Review: From The Water (Seven Siblings Theatre)

Photo of Will King by Will KingPlay balances speculation with comedy in Toronto

Believable science fiction is difficult to achieve on stage, a fact acknowledged by Eric Helle, director of Seven Siblings Theatre’s production of From The Water, which is now playing at the Tarragon Extraspace. Much of science fiction relies on the ability to create believable worlds and advanced technology, something that tends to require an enormous effects budget. Low-budget theatre knows it can’t really compare, so it has to concentrate its efforts elsewhere. Anyone who’s a fan of Star Trek: The Original Series and its cardboard sets, however, knows that it’s the characters and ideas that really matter in the long run. In these ways, From The Water largely succeeds in captivating our imaginations.

A brief warning: the show begins with some unusually intense hazer that eventually dissipates, but made me feel seriously ill during the pre-show and the first twenty minutes of the play; if you are affected by stage haze, enter the theatre as close to curtain as possible.

The play imagines an alternate present where the world has been brought to a crisis point by invading creatures. They arrive during “Downfalls,” and thousands upon thousands of people disappear. There are blackouts, people have started descending into underground bunkers, and alcohol is a precious commodity.

Playwright Will King also stars as Peter, a 24-year-old who’s drifting through life a bit aimlessly until he finds his purpose as a “Match” – those who are able to donate spinal fluid, or “Water,” to create cloned soldiers to fight in the war. The only problem is, as his mother Alex (Anna Silvija Broks) says, wars used to be about wanting things, and the creatures don’t seem to want anything; or, at least, nobody can communicate with them to find out.

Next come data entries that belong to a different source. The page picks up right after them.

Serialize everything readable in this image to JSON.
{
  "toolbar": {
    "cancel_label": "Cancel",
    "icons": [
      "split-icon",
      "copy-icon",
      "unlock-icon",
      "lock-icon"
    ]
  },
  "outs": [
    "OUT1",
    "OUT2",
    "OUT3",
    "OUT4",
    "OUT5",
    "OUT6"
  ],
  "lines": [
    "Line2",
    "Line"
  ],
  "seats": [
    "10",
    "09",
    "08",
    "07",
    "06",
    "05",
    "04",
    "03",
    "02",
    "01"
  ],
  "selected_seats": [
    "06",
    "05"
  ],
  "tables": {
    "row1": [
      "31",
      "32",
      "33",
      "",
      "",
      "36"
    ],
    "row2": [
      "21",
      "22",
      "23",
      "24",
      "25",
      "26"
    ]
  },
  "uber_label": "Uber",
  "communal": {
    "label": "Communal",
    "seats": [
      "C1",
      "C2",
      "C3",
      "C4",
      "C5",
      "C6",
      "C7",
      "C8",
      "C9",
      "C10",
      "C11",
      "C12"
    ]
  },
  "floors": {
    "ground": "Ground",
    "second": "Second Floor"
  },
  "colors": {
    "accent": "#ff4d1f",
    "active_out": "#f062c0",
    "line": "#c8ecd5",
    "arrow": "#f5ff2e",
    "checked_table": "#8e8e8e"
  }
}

The heart of King’s play is the relationship between mother and son. It’s nuanced, specific, and rich, and it outstrips by far the rest of the world-building. It’s no wonder that most of what we see of the world is a perfectly ordinary living room set (Stephen King), because this is the world that matters. The effects are also limited and mostly suggested by light and sound, though there is some visceral stage violence (Nate Bitton) and realistic blood, which add to the atmosphere.

Alex’s attempts to have one last, normal night before Peter leaves to fulfill his duty, and later, her reaction to a newborn clone of her son, who only knows the basics of Peter’s existence and that he’s supposed to love her, are complex and heartbreaking. Outwardly sardonic yet fiercely protective in an instant, she’s a woman at the end of her rope, but that rope happens to be made of steel. King does a fantastic job with both the quietly determined original Peter and his wide-eyed clone self, fascinated with the world and humanity’s nuances, but without the hang of either.

The other characters, a woman, Ava (Hilary Wirachawski), who wants to communicate with the creatures and versions of the doctor who began the “Water” process (Shawn Lall), are interesting conceptually and well-acted, but feel like interruptions to the vital mother-son story, which has its own effective narrative arc. There’s a benefit to keeping some things shrouded in mystery to maintain audience interest, but neither figure gets beyond cipher or idea-vehicle. In particular, the machine Ava introduces near the end is a kind of late-stage MacGuffin, and its existence doesn’t feel earned; perhaps this calls for a two-act version of the now 90-minute play.

For a play about the end of the world as we know it, oddly, the script’s biggest success might be its moments of comedy. One line about the awkwardness of continuing to use a product name after the mass disappearances hits an absolutely perfect note of modern social commentary. Clone Peter’s adjustment to the world is as endearing as Data’s, and there are also a few sci-fi Easter eggs for the die-hard fan.

The more portentous, “what does it mean to be human” stuff is a little more awkward, displayed much more movingly in what we intuit from moments between Peter and his mother than in the direct speeches and pronouncements, and the later screaming confrontations. Fittingly, the sci-fi play works best when it’s working on a human scale…even if one of those humans is a clone.

Details:

  • From The Water plays until December 16, 2018 at the Tarragon Theatre Extraspace (30 Bridgman Avenue).
  • Shows run Saturday at 2:30 and 8:00PM, and Sunday at 2:30PM.
  • Tickets are $17-32 and can be purchased online, by calling 416-531-1827, or in person at the Tarragon Box Office.
  • Warnings: The show includes stage violence, gunshots, haze, e-cigarettes, and strong language.